Es fiel mir beiläufig auf, dass meine Frau mit meiner Tochter irgendetwas sehr Lustiges zu tuscheln hatte. Ich horchte um mich, konnte aber selbst nichts Lustiges hören oder merken. Ich gab mich also wieder voll der bereits begonnenen feierlichen Weihnachtsmette hin. Im Laufe der Zeit hatte ich das Gefühl, als ob ich irgendwie schief stehen würde. Oder war mein rechtes Bein plötzlich kürzer geworden? Jedenfalls kam ich mir leicht nach rechts neigend und schief vor. Da die Kirche nicht gut beleuchtet war, konnte ich nicht bis auf meine Schuhe sehen. Deshalb versuchte ich, im Stehen mit dem linken Fuß meinen rechten Fuß zu befühlen, weil mir der Gedanke kam, ich hätte am rechten Schuh die Sohle verloren. Dies gelang mir aber nicht, da ich bei diesem Versuch drohte umzufallen.
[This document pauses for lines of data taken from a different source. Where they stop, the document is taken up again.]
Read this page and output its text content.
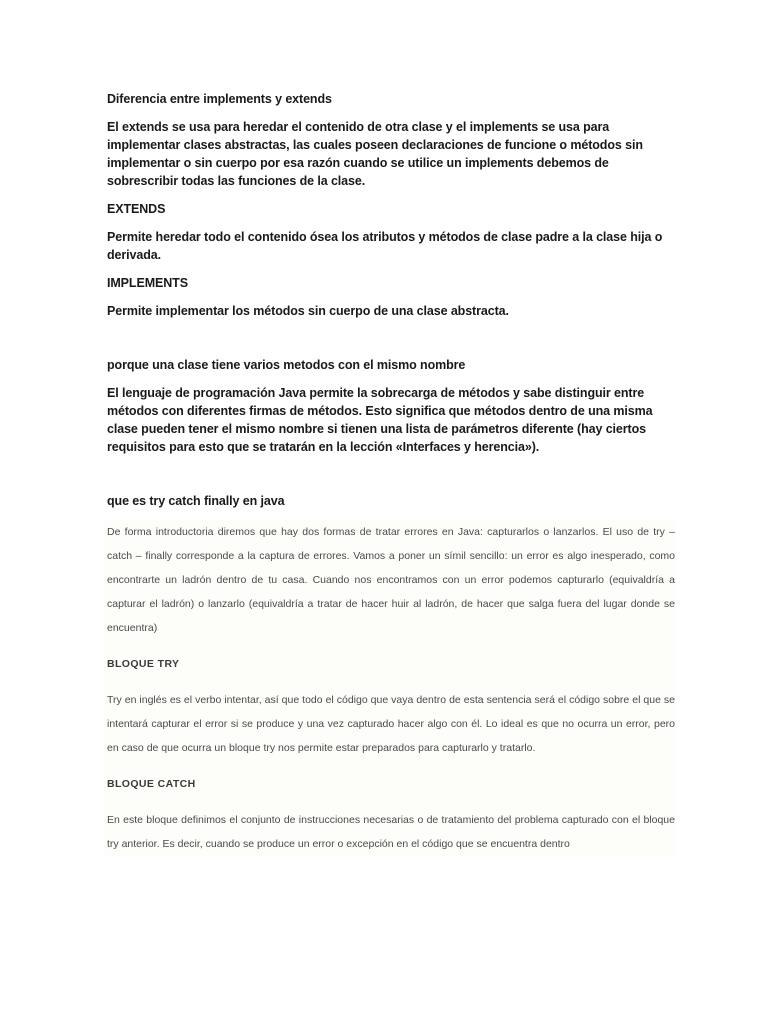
Diferencia entre implements y extends

El extends se usa para heredar el contenido de otra clase y el implements se usa para implementar clases abstractas, las cuales poseen declaraciones de funcione o métodos sin implementar o sin cuerpo por esa razón cuando se utilice un implements debemos de sobrescribir todas las funciones de la clase.

EXTENDS

Permite heredar todo el contenido ósea los atributos y métodos de clase padre a la clase hija o derivada.

IMPLEMENTS

Permite implementar los métodos sin cuerpo de una clase abstracta.

porque una clase tiene varios metodos con el mismo nombre

El lenguaje de programación Java permite la sobrecarga de métodos y sabe distinguir entre métodos con diferentes firmas de métodos. Esto significa que métodos dentro de una misma clase pueden tener el mismo nombre si tienen una lista de parámetros diferente (hay ciertos requisitos para esto que se tratarán en la lección «Interfaces y herencia»).

que es try catch finally en java

De forma introductoria diremos que hay dos formas de tratar errores en Java: capturarlos o lanzarlos. El uso de try – catch – finally corresponde a la captura de errores. Vamos a poner un símil sencillo: un error es algo inesperado, como encontrarte un ladrón dentro de tu casa. Cuando nos encontramos con un error podemos capturarlo (equivaldría a capturar el ladrón) o lanzarlo (equivaldría a tratar de hacer huir al ladrón, de hacer que salga fuera del lugar donde se encuentra)

BLOQUE TRY

Try en inglés es el verbo intentar, así que todo el código que vaya dentro de esta sentencia será el código sobre el que se intentará capturar el error si se produce y una vez capturado hacer algo con él. Lo ideal es que no ocurra un error, pero en caso de que ocurra un bloque try nos permite estar preparados para capturarlo y tratarlo.

BLOQUE CATCH

En este bloque definimos el conjunto de instrucciones necesarias o de tratamiento del problema capturado con el bloque try anterior. Es decir, cuando se produce un error o excepción en el código que se encuentra dentro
Nun war es an der Zeit die Kommunion zu empfangen. Rechts und links flankiert von Frau und Tochter schritten wir, ich wieder leicht nach rechts hängend, durch die ganze Kirche.
Plötzlich schoss mir ein fürchterlicher Gedanke durch den Kopf, aber jetzt waren wir unterwegs und zur Umkehr war es zu spät. Nach der Mette fielen mir, Frau und Tochter um den Hals und sagten: "Du hast an deinem linken Fuß einen schönen schwarzen Sonntagsschuh und an deinem rechten Fuß einen blauen Langlaufschuh an. Fröhliche Weihnachten!"
Aus: "Die Gegenwart", Zeitschrift des DBSV, Nr. 2, Februar 2001.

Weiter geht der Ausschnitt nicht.